Biopharmaceutical companies could therefore consider building their own AI capabilities and products. However, significant investment is needed to acquire the relevant data sets; build up the necessary data science, data engineering, and business translator expertise; and establish agile product development processes that ensure use cases deliver business value in a timely and cost-efficient manner.
Companies will also have to work hard to attract and retain top data scientists and data engineers, as the biopharmaceutical industry is not typically their first choice. Measures that can help include offering competitive remuneration packages, building an innovative employer brand, and locating in key talent hubs. So, too, can a focus on the industry’s value proposition—offering employees the chance to help people lead longer and healthier lives.
Develop a targeted data strategy
With so much data becoming available, companies should consider formulating a detailed and iterative data strategy for each disease area.

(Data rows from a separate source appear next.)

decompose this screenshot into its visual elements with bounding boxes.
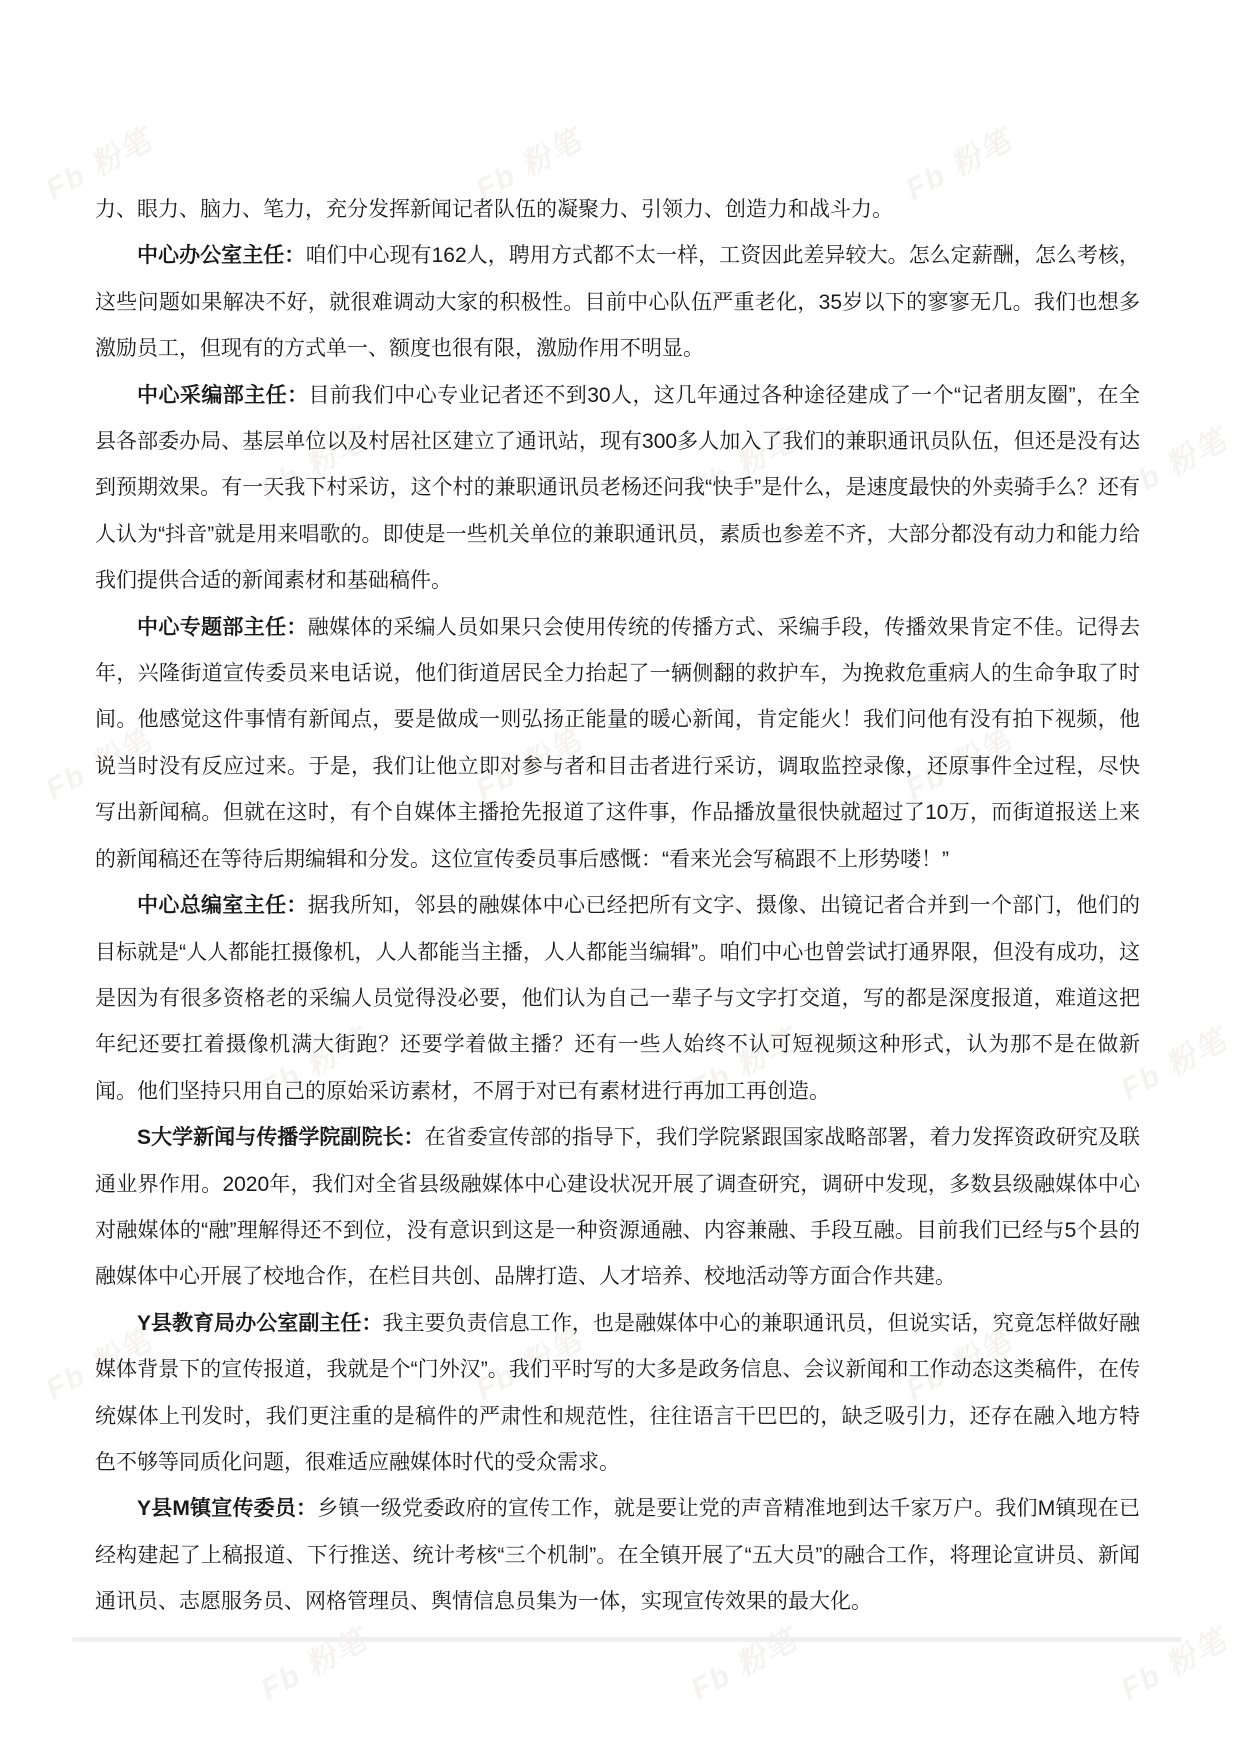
speaker-label: S大学新闻与传播学院副院长： — [137, 1126, 425, 1149]
watermark: Fb 粉笔 — [1111, 1616, 1233, 1709]
paragraph-text: 融媒体的采编人员如果只会使用传统的传播方式、采编手段，传播效果肯定不佳。记得去年… — [95, 616, 1140, 871]
speaker-label: Y县M镇宣传委员： — [137, 1497, 317, 1520]
document-body: 力、眼力、脑力、笔力，充分发挥新闻记者队伍的凝聚力、引领力、创造力和战斗力。中心… — [95, 187, 1140, 1626]
paragraph-text: 在省委宣传部的指导下，我们学院紧跟国家战略部署，着力发挥资政研究及联通业界作用。… — [95, 1126, 1140, 1288]
speaker-label: 中心办公室主任： — [137, 244, 305, 267]
watermark: Fb 粉笔 — [251, 1616, 373, 1709]
paragraph: 中心采编部主任：目前我们中心专业记者还不到30人，这几年通过各种途径建成了一个“… — [95, 373, 1140, 605]
page-separator — [72, 1637, 1182, 1642]
paragraph-text: 目前我们中心专业记者还不到30人，这几年通过各种途径建成了一个“记者朋友圈”，在… — [95, 384, 1140, 593]
paragraph: Y县M镇宣传委员：乡镇一级党委政府的宣传工作，就是要让党的声音精准地到达千家万户… — [95, 1486, 1140, 1625]
document-page: Fb 粉笔Fb 粉笔Fb 粉笔Fb 粉笔Fb 粉笔Fb 粉笔Fb 粉笔Fb 粉笔… — [0, 0, 1240, 1754]
speaker-label: 中心专题部主任： — [137, 616, 308, 639]
paragraph-text: 我主要负责信息工作，也是融媒体中心的兼职通讯员，但说实话，究竟怎样做好融媒体背景… — [95, 1312, 1140, 1474]
paragraph: 中心总编室主任：据我所知，邻县的融媒体中心已经把所有文字、摄像、出镜记者合并到一… — [95, 883, 1140, 1115]
paragraph-text: 力、眼力、脑力、笔力，充分发挥新闻记者队伍的凝聚力、引领力、创造力和战斗力。 — [95, 198, 893, 221]
paragraph: 中心办公室主任：咱们中心现有162人，聘用方式都不太一样，工资因此差异较大。怎么… — [95, 233, 1140, 372]
speaker-label: Y县教育局办公室副主任： — [137, 1312, 383, 1335]
paragraph: 中心专题部主任：融媒体的采编人员如果只会使用传统的传播方式、采编手段，传播效果肯… — [95, 605, 1140, 883]
speaker-label: 中心采编部主任： — [137, 384, 309, 407]
paragraph-text: 据我所知，邻县的融媒体中心已经把所有文字、摄像、出镜记者合并到一个部门，他们的目… — [95, 894, 1140, 1103]
paragraph: 力、眼力、脑力、笔力，充分发挥新闻记者队伍的凝聚力、引领力、创造力和战斗力。 — [95, 187, 1140, 233]
paragraph: S大学新闻与传播学院副院长：在省委宣传部的指导下，我们学院紧跟国家战略部署，着力… — [95, 1115, 1140, 1301]
watermark: Fb 粉笔 — [681, 1616, 803, 1709]
speaker-label: 中心总编室主任： — [137, 894, 308, 917]
paragraph: Y县教育局办公室副主任：我主要负责信息工作，也是融媒体中心的兼职通讯员，但说实话… — [95, 1301, 1140, 1487]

The purchase of certain commercial data sets, such as electronic health records, claims, and sometimes omics, can be relatively straightforward, even in therapeutic areas such as oncology, where biomarker-rich data are required. But other types of data sets—registries, biobanks, and clinical trials from other pharma companies—can involve complex negotiations and contracts, and companies will have to partner with a range of different data providers.
In addition, each data set is likely to be structured differently, with varying levels of quality and completeness. This means companies will likely need data curation and analytical capabilities for tasks such as combining different data sets to plug gaps in evidence and meeting regulatory expectations for the use of real-world data.
Build scalable products
AI’s power lies in its application across the clinical development portfolio, not restricted to isolated use cases. Achieving this kind of scale can be hard, due to limitations of the code base, data platforms, the company’s data engineering capabilities, and the analytical stack needed to collect, combine, and analyze data. As a result, pilots often remain just that—never reused or deployed against other assets in development.
To counter this, analytical use cases should be built as products, meaning solutions built in a manner that makes them easy to reuse and scale for different use cases, even at the proof-of-concept phase. The code base should be well annotated, for example, and deploy common, reusable analytical components that are either developed internally, open-source, or bought off the shelf. Shared ML development standards and coding frameworks can help by speeding up development work across different use cases because data scientists and engineers are familiar with them. Companies also need a mature and flexible ML operations stack—that is, the operational components needed to streamline the process of taking ML models to production and maintaining and monitoring them.
By harnessing novel data and the power of AI, biopharmaceutical companies can move beyond RCTs to vastly improve clinical development. The benefits accrue at each stage of the development process, from formulating asset strategy to designing the protocol and trial planning. For patients, the results can speed up access to new treatments, thanks to an accelerated development timeline, and make treatments more likely to elicit the strongest response.
High-impact solutions are already being implemented, and more will follow. Companies can benefit from beginning to build the capabilities they need and scaling them across the portfolio and their assets’ life cycles. The clinical development and trial design system is ripe for change, and the value to patients will be vast.